Duncan reported a benchmark price of $482,100, an increase of three per cent from May 2019.
Reid said the island’s value for dollar has “always been excellent” when stacked up against many other areas in Canada.
“And, of course, Vancouver Island’s a beautifully natural place to be and very desirable,” he added. “Through the COVID disaster Vancouver Island’s health authority performed incredibly well which is kind of reinforcing our lifestyle and outlook.”
On a provincial level, home sales posted sharp declines in April due to the pandemic.
That said, housing markets have historically bounced back after a recession and Reid believes this will be no different.
He predicts that Phase 2 of B.C.’s Restart Plan will translate to a bounce back in both home sales and prices.
“There’s some pent-up demand from buyers, there are sellers who need to dispose of properties for various reasons, and that’s getting back to normal,” he said. “I do see an upward trend carrying on to the fall of 2020. I think we’re going to see a real estate market and other market sectors have a very distinct recovery over the next nine to 12 months.”
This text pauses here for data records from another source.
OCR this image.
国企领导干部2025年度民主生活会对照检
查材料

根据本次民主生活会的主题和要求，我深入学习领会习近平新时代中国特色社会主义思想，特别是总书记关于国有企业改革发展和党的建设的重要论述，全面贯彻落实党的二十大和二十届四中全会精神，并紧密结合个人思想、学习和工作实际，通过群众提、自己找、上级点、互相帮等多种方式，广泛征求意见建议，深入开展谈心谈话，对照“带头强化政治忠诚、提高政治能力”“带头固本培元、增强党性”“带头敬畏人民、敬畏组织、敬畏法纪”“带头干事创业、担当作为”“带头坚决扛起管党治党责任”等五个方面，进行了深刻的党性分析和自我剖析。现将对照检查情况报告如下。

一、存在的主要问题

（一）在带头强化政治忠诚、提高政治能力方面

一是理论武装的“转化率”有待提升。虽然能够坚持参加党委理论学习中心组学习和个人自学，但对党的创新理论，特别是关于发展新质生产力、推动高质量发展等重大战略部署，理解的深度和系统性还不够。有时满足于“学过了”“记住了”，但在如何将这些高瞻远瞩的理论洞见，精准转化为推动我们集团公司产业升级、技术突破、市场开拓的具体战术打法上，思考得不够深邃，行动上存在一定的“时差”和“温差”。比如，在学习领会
Since real estate was designated an essential service, some transactions have continued despite the pandemic, but Reid said the first priority of the real estate industry has been public health and safety.
“We’re still taking precautions while out showing properties… gloves, masks, disinfectant wipes…. those things are all being deployed.”
Reid believes the current health precautions will carry on through the summer and into the fall.
“While COVID is still in the environment, I think everybody is going to be taking precautions.”